In the summer of 1971, I think it was, Tom Hale darted across Vineyard Haven harbor in the Martha’s Vineyard Shipyard’s lovely, slippery double-ended launch, Filly, bound for the mooring field behind the breakwater. Tom ran the shipyard and later was the harbormaster.
I was living on my little boat in the harbor in those days, but that afternoon I was aboard a small sloop whose owners were cruising and were laying at anchor for a couple of days in Vineyard Haven, roughly where Shenandoah lays to her mooring, although on this midweek occasion the schooner was away on charter. The visitors had had a fire in the galley, but they’d got it mostly extinguished.
I waved at Tom who came over, heard the story, but said, sorry, I’ve got some things to do. The strangers and I watched him peel away and resume his course. We were surprised.
Five minutes later, Tom, who was a compact, springy physical type, was back alongside, making fast, jumping aboard and, unhesitatingly asserting his authority. He said, “All right, let’s get busy and get you taken care of.”
Tom was always busy, a multi-talented man with a wide range of interests, almost all of which had to do with boats and the folks who sailed them, or family. As time sailed on, Tom ran the shipyard until his son and grandson were ready to take over, he designed and built sailboats and powerboats, built ship models of singular size and quality, published several books of tall tales and true, and devoted himself to his researches in maritime history. His manner in all this accomplishment was always as it was that mid-summer day long ago — brisk, a bit mercurial, and very take-charge.
Now, he’s published, or rather reprinted, “Mr. Hardy Lee, His Yacht,” a slim 1857 volume with sketches made by Tom’s great-grand uncle, Charles Ellery Stedman, a doctor, and transformed into lithographs on stone by Winslow Homer, who was at the time employed by the book’s publisher. Stedman’s drawings were contained in an 1856 sketchbook, entitled “Windseye” and based upon the doctor’s own sailing yacht.

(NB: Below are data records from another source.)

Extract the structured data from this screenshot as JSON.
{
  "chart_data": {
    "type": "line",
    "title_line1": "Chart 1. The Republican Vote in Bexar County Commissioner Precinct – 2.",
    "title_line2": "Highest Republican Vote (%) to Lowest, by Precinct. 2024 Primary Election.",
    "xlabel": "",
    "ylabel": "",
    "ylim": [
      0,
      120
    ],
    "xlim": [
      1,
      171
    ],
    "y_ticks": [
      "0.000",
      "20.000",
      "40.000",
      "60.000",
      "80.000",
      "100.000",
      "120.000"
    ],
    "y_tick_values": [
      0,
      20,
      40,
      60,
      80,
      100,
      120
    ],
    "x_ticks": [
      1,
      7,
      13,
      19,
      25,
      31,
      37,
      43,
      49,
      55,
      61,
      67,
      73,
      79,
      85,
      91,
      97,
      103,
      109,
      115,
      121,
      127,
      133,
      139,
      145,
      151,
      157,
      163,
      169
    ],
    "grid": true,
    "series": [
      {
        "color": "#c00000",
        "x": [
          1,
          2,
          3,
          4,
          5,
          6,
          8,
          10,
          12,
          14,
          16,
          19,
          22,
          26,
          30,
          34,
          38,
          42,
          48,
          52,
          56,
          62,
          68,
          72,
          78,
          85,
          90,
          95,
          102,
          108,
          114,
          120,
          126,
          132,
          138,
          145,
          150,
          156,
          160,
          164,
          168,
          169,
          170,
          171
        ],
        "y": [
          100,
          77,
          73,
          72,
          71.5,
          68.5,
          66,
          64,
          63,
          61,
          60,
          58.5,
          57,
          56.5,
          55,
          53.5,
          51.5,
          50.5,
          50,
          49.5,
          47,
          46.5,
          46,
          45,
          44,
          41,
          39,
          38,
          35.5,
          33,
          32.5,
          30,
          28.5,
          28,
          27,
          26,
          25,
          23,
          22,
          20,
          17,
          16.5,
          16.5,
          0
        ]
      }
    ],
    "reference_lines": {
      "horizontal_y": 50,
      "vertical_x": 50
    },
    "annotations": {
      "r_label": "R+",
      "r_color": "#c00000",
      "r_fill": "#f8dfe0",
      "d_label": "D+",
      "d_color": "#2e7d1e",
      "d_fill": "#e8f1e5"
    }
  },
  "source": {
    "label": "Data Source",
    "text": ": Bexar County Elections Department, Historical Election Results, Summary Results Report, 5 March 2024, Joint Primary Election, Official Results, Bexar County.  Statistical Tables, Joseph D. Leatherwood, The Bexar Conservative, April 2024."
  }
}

Although Tom has republished “Mr. Hardy Lee, His Yacht” before, this edition is deliciously designed, printed by Chris Decker’s Tisbury Printer, and it delivers a lot more than the charming illustrations by “Chinks,” Stedman’s nom de plume. There are also the original Stedman drawings, taken from Chinks’ 1856 sketchbook, and a careful description of the research that has led to the conclusion that it was Homer who created the lithographs that appeared in the 1857 book.
There is also the challenge for readers who would like to detect the “W” or “H” that Homer liked to include as a signature, built into the lithographs done by Homer from the Stedman sketches. Even with the descriptions of Homer’s additions to the Stedman originals, it will require a sharp-eyed reader to follow the scholarship.
In all, it’s a splendid effort on Tom’s part. Apart from the charming fun of the republished 1857 illustrated story, the art history sleuthing of the Stedman-Homer connection is an intriguing tale all by itself.
Tom explains his interest in the republication this way, ” … I have spent many happy hours at sea and under sail and my primary interest is in maritime history, worldwide. Mr. Hardy Lee appealed to me as a child as a wonderful story; as a teenager, a rollicking adventure; and as an adult, a superb piece of artistry.”
This handsomely turned-out volume, available in a limited edition of just 300, will reward readers.